Die jährlichen Vorauszahlungen der Städte basieren auf Prognosen, wie viel Geld benötigt wird, um die Miet- und Heizkosten der Hartz-IV-Bedarfsgemeinschaften zu decken. 50 Prozent fließen aus den städtischen Haushalten direkt an das Jobcenter, die andere Hälfte wird über die Kreisumlage abgerechnet, mit der die Kommunen die Aufgaben des Kreises Recklinghausen mitfinanzieren.

Städte werden in diesem Jahr entlastet

Weil die tatsächliche Entwicklung günstiger war als die Erwartungen, fließen die 2018 nicht ausgegebenen Gelder nun an die Städte zurück. Das ist gesetzlich so geregelt – gilt aber nicht für den Anteil, der über die Kreisumlage entrichtet worden ist. Im vergangenen Jahr war deshalb in den Rathäusern die Forderung laut geworden, dass auch der Kreis – auf freiwilliger Basis – das zu viel gezahlte Hartz-IV-Geld ausschüttet. Das ist so nicht geschehen.

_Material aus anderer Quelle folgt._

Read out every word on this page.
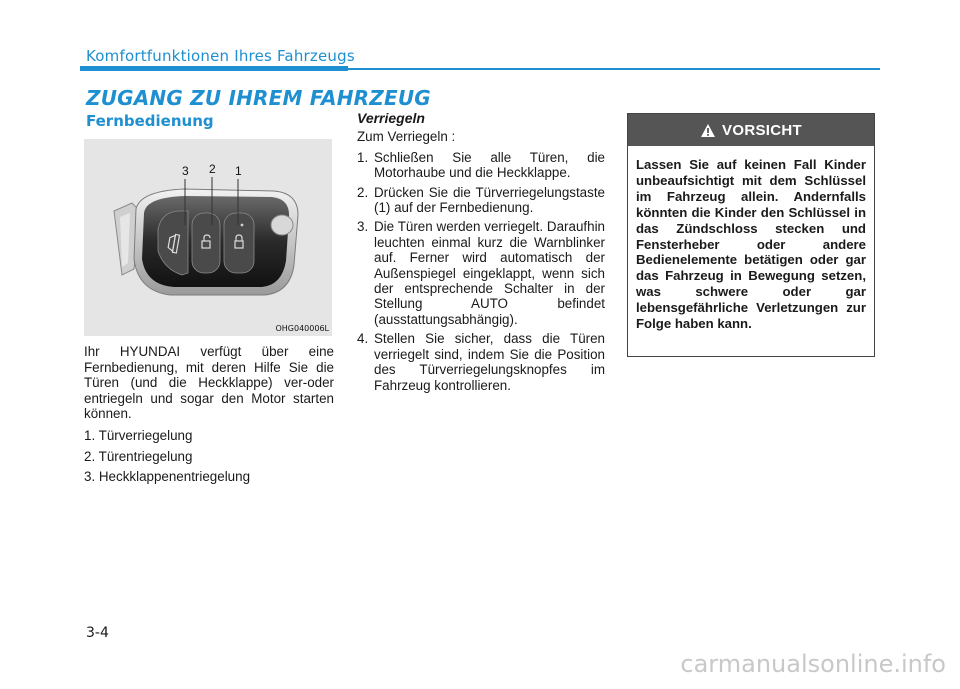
Komfortfunktionen Ihres Fahrzeugs
ZUGANG ZU IHREM FAHRZEUG
Fernbedienung
3 2 1
OHG040006L

Ihr HYUNDAI verfügt über eine Fernbedienung, mit deren Hilfe Sie die Türen (und die Heckklappe) ver-oder entriegeln und sogar den Motor starten können.

1. Türverriegelung
2. Türentriegelung
3. Heckklappenentriegelung
Verriegeln

Zum Verriegeln :

1. Schließen Sie alle Türen, die Motorhaube und die Heckklappe.
2. Drücken Sie die Türverriegelungstaste (1) auf der Fernbedienung.
3. Die Türen werden verriegelt. Daraufhin leuchten einmal kurz die Warnblinker auf. Ferner wird automatisch der Außenspiegel eingeklappt, wenn sich der entsprechende Schalter in der Stellung AUTO befindet (ausstattungsabhängig).
4. Stellen Sie sicher, dass die Türen verriegelt sind, indem Sie die Position des Türverriegelungsknopfes im Fahrzeug kontrollieren.
VORSICHT
Lassen Sie auf keinen Fall Kinder unbeaufsichtigt mit dem Schlüssel im Fahrzeug allein. Andernfalls könnten die Kinder den Schlüssel in das Zündschloss stecken und Fensterheber oder andere Bedienelemente betätigen oder gar das Fahrzeug in Bewegung setzen, was schwere oder gar lebensgefährliche Verletzungen zur Folge haben kann.
3-4
carmanualsonline.info
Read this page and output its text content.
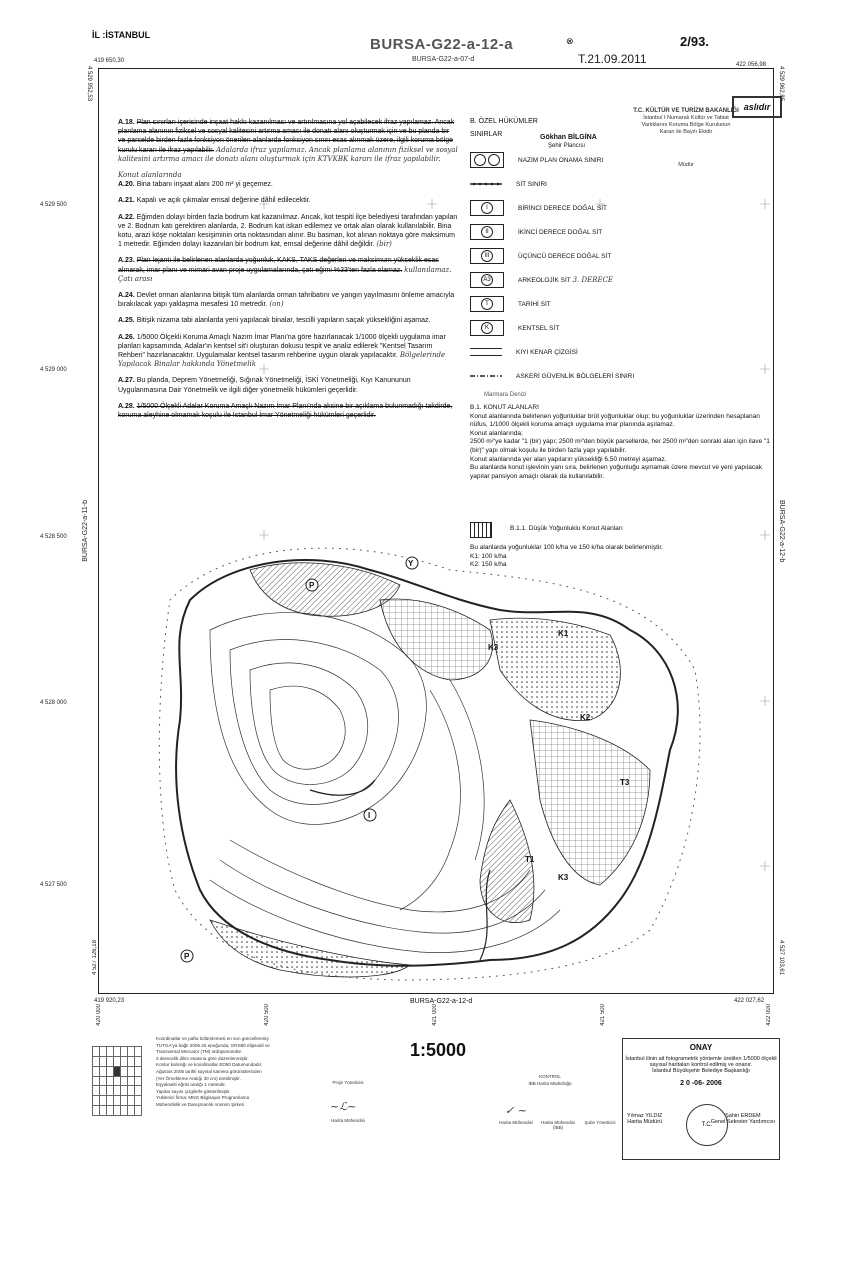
İL :İSTANBUL
BURSA-G22-a-12-a
BURSA-G22-a-07-d
⊗
T.21.09.2011
2/93.
419 650,30
422 056,98
4 529 952,53	4 529 962,85
4 529 500
4 529 000
4 528 500
4 528 000
4 527 500
BURSA-G22-a-11-b	BURSA-G22-a-12-b
419 920,23	422 027,62
4 527 126,18	4 527 103,61
BURSA-G22-a-12-d
420 000	420 500	421 000	421 500	422 000

A.18. Plan sınırları içerisinde inşaat hakkı kazanılması ve artırılmasına yol açabilecek ifraz yapılamaz. Ancak planlama alanının fiziksel ve sosyal kalitesini artırma amacı ile donatı alanı oluşturmak için ve bu planda bir ve parselde birden fazla fonksiyon önerilen alanlarda fonksiyon sınırı esas alınmak üzere, ilgili koruma bölge kurulu kararı ile ifraz yapılabilir. Adalarda ifraz yapılamaz. Ancak planlama alanının fiziksel ve sosyal kalitesini artırma amacı ile donatı alanı oluşturmak için KTVKBK kararı ile ifraz yapılabilir.

Konut alanlarında
A.20. Bina tabanı inşaat alanı 200 m² yi geçemez.

A.21. Kapalı ve açık çıkmalar emsal değerine dâhil edilecektir.

A.22. Eğimden dolayı birden fazla bodrum kat kazanılmaz. Ancak, kot tespiti ilçe belediyesi tarafından yapılan ve 2. Bodrum katı gerektiren alanlarda, 2. Bodrum kat iskan edilemez ve ortak alan olarak kullanılabilir. Bina kotu, arazi köşe noktaları kesişiminin orta noktasından alınır. Bu basman, kot alınan noktaya göre maksimum 1 metredir. Eğimden dolayı kazanılan bir bodrum kat, emsal değerine dâhil değildir. (bir)

A.23. Plan lejantı ile belirlenen alanlarda yoğunluk, KAKS, TAKS değerleri ve maksimum yükseklik esas alınarak, imar planı ve mimari avan proje uygulamalarında, çatı eğimi %33'ten fazla olamaz. kullanılamaz. Çatı arası

A.24. Devlet orman alanlarına bitişik tüm alanlarda orman tahribatını ve yangın yayılmasını önleme amacıyla bırakılacak yapı yaklaşma mesafesi 10 metredir. (on)

A.25. Bitişik nizama tabi alanlarda yeni yapılacak binalar, tescilli yapıların saçak yüksekliğini aşamaz.

A.26. 1/5000 Ölçekli Koruma Amaçlı Nazım İmar Planı'na göre hazırlanacak 1/1000 ölçekli uygulama imar planları kapsamında, Adalar'ın kentsel sit'i oluşturan dokusu tespit ve analiz edilerek "Kentsel Tasarım Rehberi" hazırlanacaktır. Uygulamalar kentsel tasarım rehberine uygun olarak yapılacaktır. Bölgelerinde Yapılacak Binalar hakkında Yönetmelik

A.27. Bu planda, Deprem Yönetmeliği, Sığınak Yönetmeliği, İSKİ Yönetmeliği, Kıyı Kanununun Uygulanmasına Dair Yönetmelik ve ilgili diğer yönetmelik hükümleri geçerlidir.

A.28. 1/5000 Ölçekli Adalar Koruma Amaçlı Nazım İmar Planı'nda aksine bir açıklama bulunmadığı takdirde, koruma aleyhine olmamak koşulu ile İstanbul İmar Yönetmeliği hükümleri geçerlidir.

T.C. KÜLTÜR VE TURİZM BAKANLIĞI
İstanbul I Numaralı Kültür ve Tabiat
Varlıklarını Koruma Bölge Kurulunun
Kararı ile Bayılı Ekidir
Müdür
aslıdır
B. ÖZEL HÜKÜMLER
SINIRLAR	Gökhan BİLGİNA
Şehir Plancısı

NAZIM PLAN ONAMA SINIRI
SİT SINIRI
I	BİRİNCİ DERECE DOĞAL SİT
II	İKİNCİ DERECE DOĞAL SİT
III	ÜÇÜNCÜ DERECE DOĞAL SİT
A3	ARKEOLOJİK SİT
3. DERECE
T	TARİHİ SİT
K	KENTSEL SİT
KIYI KENAR ÇİZGİSİ
ASKERİ GÜVENLİK BÖLGELERİ SINIRI
Marmara Denizi

B.1. KONUT ALANLARI

Konut alanlarında belirlenen yoğunluklar brüt yoğunluklar olup; bu yoğunluklar üzerinden hesaplanan nüfus, 1/1000 ölçekli koruma amaçlı uygulama imar planında aşılamaz.

Konut alanlarında;

2500 m²'ye kadar "1 (bir) yapı; 2500 m²'den büyük parsellerde, her 2500 m²'den sonraki alan için ilave "1 (bir)" yapı olmak koşulu ile birden fazla yapı yapılabilir.

Konut alanlarında yer alan yapıların yüksekliği 6,50 metreyi aşamaz.

Bu alanlarda konut işlevinin yanı sıra, belirlenen yoğunluğu aşmamak üzere mevcut ve yeni yapılacak yapılar pansiyon amaçlı olarak da kullanılabilir.

B.1.1. Düşük Yoğunluklu Konut Alanları

Bu alanlarda yoğunluklar 100 k/ha ve 150 k/ha olarak belirlenmiştir.

K1: 100 k/ha

K2: 150 k/ha

P
Y
P
K1
K2
K3
T3
K3
T1
I

Koordinatlar ve pafta bölümlemesi en son güncellenmiş
TUTGA'ya bağlı 2005.45 epoğunda, GRS80 elipsoidi ve
Transversal Mercator (TM) ürdüşümündür.
3 derecelik dilim esasına göre düzenlenmiştir.
Kontur kalınlığı ve koordinatlar ED50 Datumundadır.
Ağustos 2005 tarihli sayısal kamera görüntülerinden
(Yer Örnekleme Aralığı 30 cm) üretilmiştir.
Eşyükselti eğrisi aralığı 1 metredir.
Yapılar sayısı çizgilerle gösterilmiştir.
Yüklenici firma: MNG Bilgisayar Programlama
Mühendislik ve Danışmanlık Anonim Şirketi
Proje Yöneticisi
Harita Mühendisi
1:5000
KONTROL
İBB Harita Müdürlüğü
Harita Mühendisi	Harita Mühendisi (İBB)
Şube Yöneticisi
~ℒ~	✓ ~
ONAY
İstanbul ilinin ait fotogrametrik yöntemle üretilen 1/5000 ölçekli
sayısal haritaları kontrol edilmiş ve onanır.
İstanbul Büyükşehir Belediye Başkanlığı
2 0 -06- 2006
Yılmaz YILDIZ
Harita Müdürü
Şahin ERDEM
Genel Sekreter Yardımcısı
T.C.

Allerdings hat der Kreis mit der Verabschiedung des Haushaltes 2019 ein Paket geschnürt, das die Städte in diesem Jahr insgesamt um 30 Mio. Euro entlastet. „Das muss man im Gesamtzusammenhang sehen“, sagt Kreisdirektor Roland Butz.

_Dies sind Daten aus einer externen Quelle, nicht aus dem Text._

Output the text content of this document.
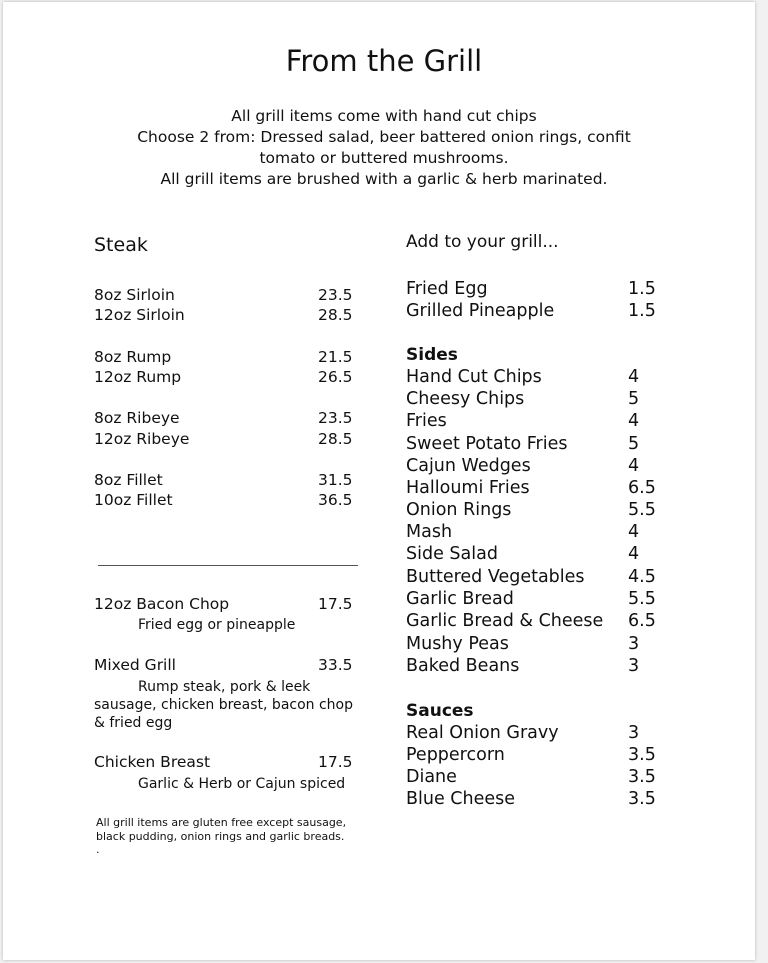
From the Grill
All grill items come with hand cut chips
Choose 2 from: Dressed salad, beer battered onion rings, confit
tomato or buttered mushrooms.
All grill items are brushed with a garlic & herb marinated.
Steak
8oz Sirloin	23.5
12oz Sirloin	28.5
8oz Rump	21.5
12oz Rump	26.5
8oz Ribeye	23.5
12oz Ribeye	28.5
8oz Fillet	31.5
10oz Fillet	36.5
12oz Bacon Chop	17.5
Fried egg or pineapple
Mixed Grill	33.5
Rump steak, pork & leek
sausage, chicken breast, bacon chop
& fried egg
Chicken Breast	17.5
Garlic & Herb or Cajun spiced
All grill items are gluten free except sausage,
black pudding, onion rings and garlic breads.
.
Add to your grill...
Fried Egg	1.5
Grilled Pineapple	1.5
Sides
Hand Cut Chips	4
Cheesy Chips	5
Fries	4
Sweet Potato Fries	5
Cajun Wedges	4
Halloumi Fries	6.5
Onion Rings	5.5
Mash	4
Side Salad	4
Buttered Vegetables 4.5
Garlic Bread	5.5
Garlic Bread & Cheese 6.5
Mushy Peas	3
Baked Beans	3
Sauces
Real Onion Gravy	3
Peppercorn	3.5
Diane	3.5
Blue Cheese	3.5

Dieses Geld bekommen die Städte zurück:

- Castrop-Rauxel.: 1,34 Mio. € - Datteln: 593.000 € - Dorsten: 1,01 Mio. € - Gladbeck: 1,18 Mio. € - Haltern: 215.000 € - Herten: 1,08 Mio. € - Marl: 1,22 Mio. € - Oer-Erkenschwick.: 412.000 € - RE: 2,56 Mio. € - Waltrop: 448.000 €

Butz verweist darauf, dass der Bund auch für das Jahr 2019 die Unterkunftskosten für Leistungsberechtigte mit Fluchthintergrund tragen wird. Für die kommunalen Haushalte sei es aber unabdingbar, dass der Bund diese Kosten auch für die Folgejahre 2020 und 2021 weiter in voller Höhe übernehme.